Morphologically governed accent in Optimality Theory [Revised doctoral dissertation]
This dissertation examines the influence of morphological factors on stress and pitch accent. Two basic types are recognized. In root-controlled accent, inherent accent in a root overrides inherent affix accent; as a result, affixal accent is only realized in words with unaccented roots. In affix-controlled accent, the presence of a particular affix triggers one of several accentual mutations in the stem: deletion of accent (or a “dominance effect”), insertion of an accent (often known as pre- or post-accentuation), and accent shift or “flop”.
I argue that these two types of accentual behavior, despite important differences, are united under the rubric of faithfulness constraints in Optimality Theory. Root-controlled accent is a consequence of the privileged faithfulness status of roots over affixes, as has been shown in other empirical domains such as vowel harmony. Affix-controlled accent is due to a novel type of constraint, anti-faithfulness, which evaluates a pair of morphologically related words and requires an alternation in the shared stem.

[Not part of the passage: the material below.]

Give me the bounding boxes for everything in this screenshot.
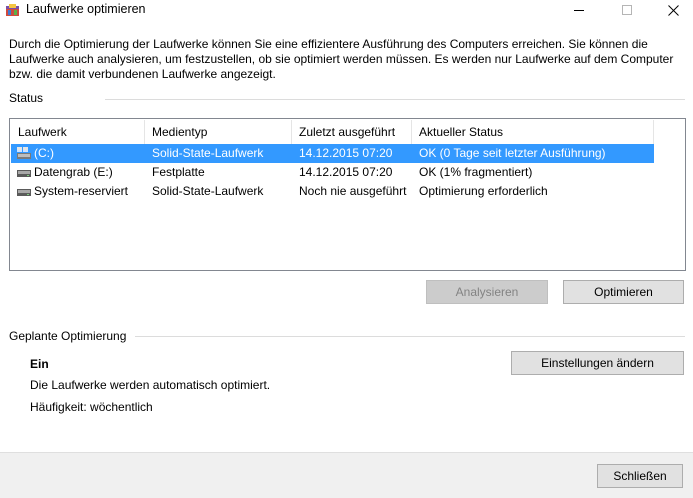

The principal case of root-controlled accent studied in this dissertation is the Uto Aztecan language Cupeño. In addition, I show how the accentual systems of Japanese and Russian fall within the scope of root faithfulness constraints. The study of these cases leads to a substantive restriction on the range of edge effects in accent systems, and clarifies a role for root accentedness in blocking morpho-accentual processes.
A number of properties of affix-controlled accentual processes are identified and shown to follow from the anti-faithfulness thesis. Affix-controlled accent is (I) morphologically triggered, (II) stem-mutating, and (III) grammar dependent. (I-II) follow from the assumption that anti-faithfulness operates on related words: forcing an alternation in a pair of words ensures that affix controlled accent is morphological because it contrasts two word classes. Furthermore, as a relation between words, anti-faithfulness only affects the interval of a word which occurs throughout a paradigm, namely the stem (II). Finally, anti-faithfulness does not fully specify how a pair of words should differ accentually; its specific effects therefore depend on the larger grammar in which it is embedded (III).

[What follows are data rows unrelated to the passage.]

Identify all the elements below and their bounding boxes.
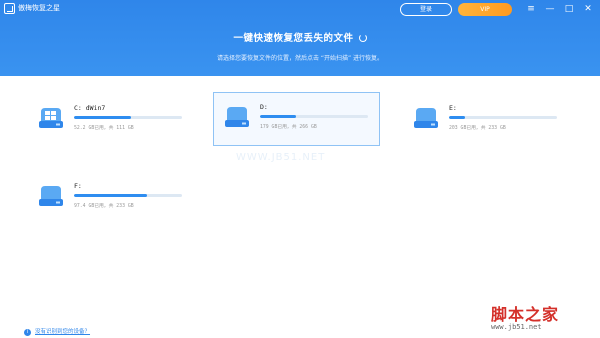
help-link[interactable]: i 没有识别到您的设备？ [24,327,90,336]
drive-icon [414,108,438,128]
drive-capacity: 52.2 GB已用，共 111 GB [74,126,134,131]
drive-icon [225,107,249,127]
site-logo: 脚本之家 [491,305,560,324]
site-url: www.jb51.net [491,323,542,331]
drive-usage-fill [449,116,466,119]
maximize-icon[interactable]: □ [562,2,576,16]
close-icon[interactable]: ✕ [581,2,595,16]
drive-name: C: dWin7 [74,104,106,112]
refresh-icon[interactable] [358,34,367,42]
drive-name: F: [74,182,82,190]
drive-usage-fill [74,116,132,119]
drive-usage-bar [260,115,368,118]
minimize-icon[interactable]: — [543,2,557,16]
login-button[interactable]: 登录 [400,3,452,16]
watermark: WWW.JB51.NET [236,152,326,163]
page-title: 一键快速恢复您丢失的文件 [0,30,600,44]
windows-drive-icon [39,108,63,128]
drive-item-c[interactable]: C: dWin7 52.2 GB已用，共 111 GB [28,94,194,148]
drive-item-e[interactable]: E: 203 GB已用，共 233 GB [403,94,569,148]
drive-capacity: 203 GB已用，共 233 GB [449,126,506,131]
app-logo-icon [4,3,15,14]
page-title-text: 一键快速恢复您丢失的文件 [233,33,354,44]
drive-capacity: 97.4 GB已用，共 233 GB [74,204,134,209]
menu-icon[interactable]: ≡ [524,2,538,16]
drive-icon [39,186,63,206]
drive-name: E: [449,104,457,112]
drive-usage-bar [74,116,182,119]
drive-capacity: 179 GB已用，共 266 GB [260,125,317,130]
drive-name: D: [260,103,268,111]
drive-usage-fill [74,194,148,197]
info-icon: i [24,329,31,336]
help-link-text[interactable]: 没有识别到您的设备？ [35,329,90,335]
vip-button[interactable]: VIP [458,3,512,16]
drive-item-f[interactable]: F: 97.4 GB已用，共 233 GB [28,172,194,226]
page-subtitle: 请选择您要恢复文件的位置，然后点击 “开始扫描” 进行恢复。 [216,55,384,62]
drive-item-d[interactable]: D: 179 GB已用，共 266 GB [213,92,380,146]
drive-usage-fill [260,115,296,118]
title-bar: 傲梅恢复之星 登录 VIP ≡ — □ ✕ [0,0,600,18]
app-title: 傲梅恢复之星 [18,4,60,12]
drive-usage-bar [74,194,182,197]
header-banner: 傲梅恢复之星 登录 VIP ≡ — □ ✕ 一键快速恢复您丢失的文件 请选择您要… [0,0,600,76]
drive-usage-bar [449,116,557,119]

Affix-controlled accent in Russian, Japanese, Cupeño, Limburg Dutch, and Aguaruna (Jivaroan) is investigated in a series of case studies. I argue that anti-faithfulness constitutes an integrated theory of the diverse morpho-accentual phenomena found in these languages, explains the important differences between the accentual properties of roots and affixes, and establishes parallels with non-accentual affix-controlled phenomena.

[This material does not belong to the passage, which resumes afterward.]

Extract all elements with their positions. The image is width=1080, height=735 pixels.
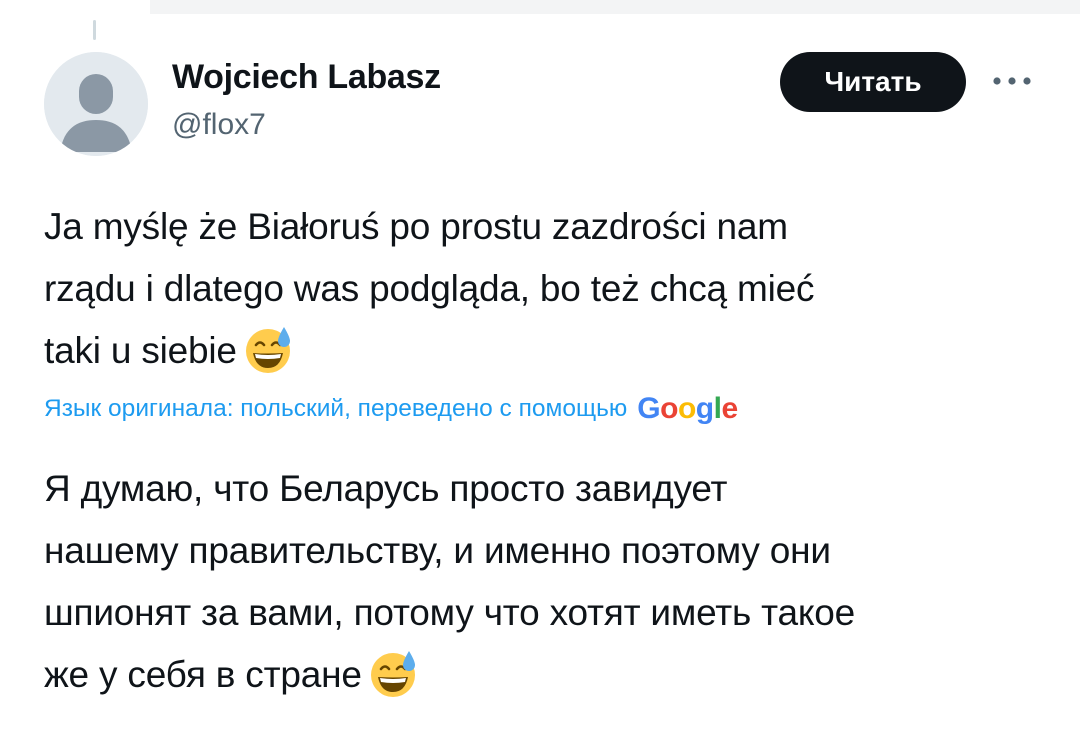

Keywords: stress, lexical stress, pitch accent, process morphology, dominance effects, pre- and post-accentuation, accent shift, positional faithfulness, prosodic faithfulness, alignment, Optimality Theory, antifaithfulness, transderivational relations, Russian, Japanese, Cupeño, Aguaruna, Dutch
Full citation: Alderete, John. 2001. Morphologically governed accent in Optimality Theory. Routledge publishing series, Outstanding dissertations in Linguistics. New York: Routledge.